Distribution Comparison#

Distribution comparison lets you detect drift in the shape of a feature's distribution between a detection window and a reference window, rather than comparing a single scalar metric such as the mean. It is configured with the compare_on_distribution method, as an alternative to compare_on.

A single scalar metric can miss meaningful changes. For example, the mean of a feature can stay constant while its variance grows or while a unimodal distribution becomes bimodal. Distribution comparison captures these changes by computing a distance between the detection and reference distributions and comparing it against a threshold.

Reference window required

Distribution comparison always compares two windows, so a reference window is mandatory. Define it with with_reference_window or with_reference_training_dataset before calling compare_on_distribution.

Reference training dataset

On a Feature View, you can use a training dataset as the reference distribution with with_reference_training_dataset(training_dataset_version=...). This is the basis for Model Monitoring, where a model's production inference data is compared against the distribution of its training dataset.

Use cases#

Distribution comparison is most valuable when changes in your data are not captured by a single scalar metric, but by a change in the overall shape of the feature distribution. It can be enabled on both Feature Groups and Feature Views, but for different purposes.
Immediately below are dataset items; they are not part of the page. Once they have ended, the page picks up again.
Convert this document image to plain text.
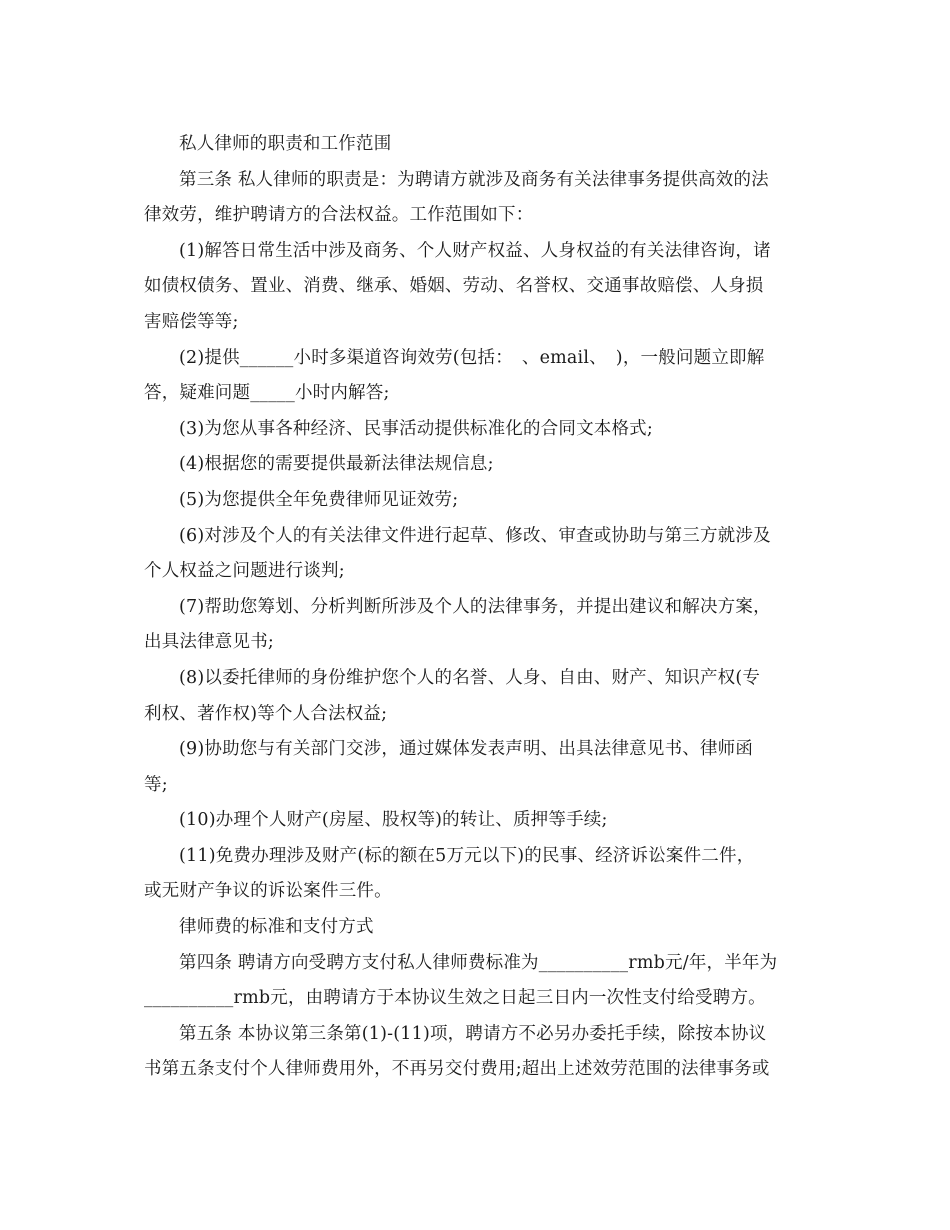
私人律师的职责和工作范围
第三条 私人律师的职责是：为聘请方就涉及商务有关法律事务提供高效的法
律效劳，维护聘请方的合法权益。工作范围如下：
(1)解答日常生活中涉及商务、个人财产权益、人身权益的有关法律咨询，诸
如债权债务、置业、消费、继承、婚姻、劳动、名誉权、交通事故赔偿、人身损
害赔偿等等;
(2)提供______小时多渠道咨询效劳(包括：　、email、　)，一般问题立即解
答，疑难问题_____小时内解答;
(3)为您从事各种经济、民事活动提供标准化的合同文本格式;
(4)根据您的需要提供最新法律法规信息;
(5)为您提供全年免费律师见证效劳;
(6)对涉及个人的有关法律文件进行起草、修改、审查或协助与第三方就涉及
个人权益之问题进行谈判;
(7)帮助您筹划、分析判断所涉及个人的法律事务，并提出建议和解决方案，
出具法律意见书;
(8)以委托律师的身份维护您个人的名誉、人身、自由、财产、知识产权(专
利权、著作权)等个人合法权益;
(9)协助您与有关部门交涉，通过媒体发表声明、出具法律意见书、律师函
等;
(10)办理个人财产(房屋、股权等)的转让、质押等手续;
(11)免费办理涉及财产(标的额在5万元以下)的民事、经济诉讼案件二件，
或无财产争议的诉讼案件三件。
律师费的标准和支付方式
第四条 聘请方向受聘方支付私人律师费标准为__________rmb元/年，半年为
__________rmb元，由聘请方于本协议生效之日起三日内一次性支付给受聘方。
第五条 本协议第三条第(1)-(11)项，聘请方不必另办委托手续，除按本协议
书第五条支付个人律师费用外，不再另交付费用;超出上述效劳范围的法律事务或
For Feature Groups, distribution comparison helps you detect when newly ingested feature data drifts in shape from a baseline window of historical data, surfacing issues such as a new category becoming dominant or a numeric feature shifting from unimodal to multimodal, even when its mean stays stable. See the Feature Monitoring for Feature Groups guide to configure it.

For Feature Views, distribution comparison helps you quantify how much the distribution of newly inserted Feature Group data has drifted from your training dataset, and decide whether to retrain your ML models on a new training dataset version before the drift degrades model performance. See the Feature Monitoring for Feature Views guide to configure it.

Distance metrics#

You select the distance metric with the metric parameter. The following metrics are available:

PSI (Population Stability Index) — the default metric, widely used to monitor drift in production. It is the only metric with a built-in default threshold of 0.2.
KL_DIVERGENCE — Kullback–Leibler divergence; asymmetric, sensitive to regions where the reference has low probability.
JS_DIVERGENCE — Jensen–Shannon divergence; a symmetric, bounded smoothing of KL divergence.
HELLINGER — Hellinger distance; symmetric and bounded in [0, 1].
WASSERSTEIN — Wasserstein (earth mover's) distance; numeric features only.
KOLMOGOROV_SMIRNOV — Kolmogorov–Smirnov statistic; numeric features only.

For every metric other than PSI, you must provide a threshold explicitly.

Numeric-only metrics

WASSERSTEIN and KOLMOGOROV_SMIRNOV require a numeric feature. Applying them to a categorical feature raises an error.

Binning#

To compute a distance, Hopsworks first discretizes the feature values into a probability distribution over bins. You control the binning with the following parameters:

binning_strategy — how to build the bins. One of EQUI_WIDTH (equal-width bins), EQUI_FREQUENCY (equal-frequency / quantile bins), CUSTOM_EDGES (user-provided bin edges) or CATEGORICAL (one bin per category). Defaults to EQUI_FREQUENCY for numeric features and CATEGORICAL otherwise.
bin_count — the number of bins for numeric strategies. Defaults to 10.
custom_bin_edges — the list of bin edges, required when binning_strategy is CUSTOM_EDGES.
smoothing_epsilon — a small additive constant applied to bins to avoid log(0) in log-based metrics such as PSI and KL divergence. Defaults to 1e-6.

Next steps

Distribution comparison results integrate with the same alerting and interactive graph tooling as scalar statistics comparison.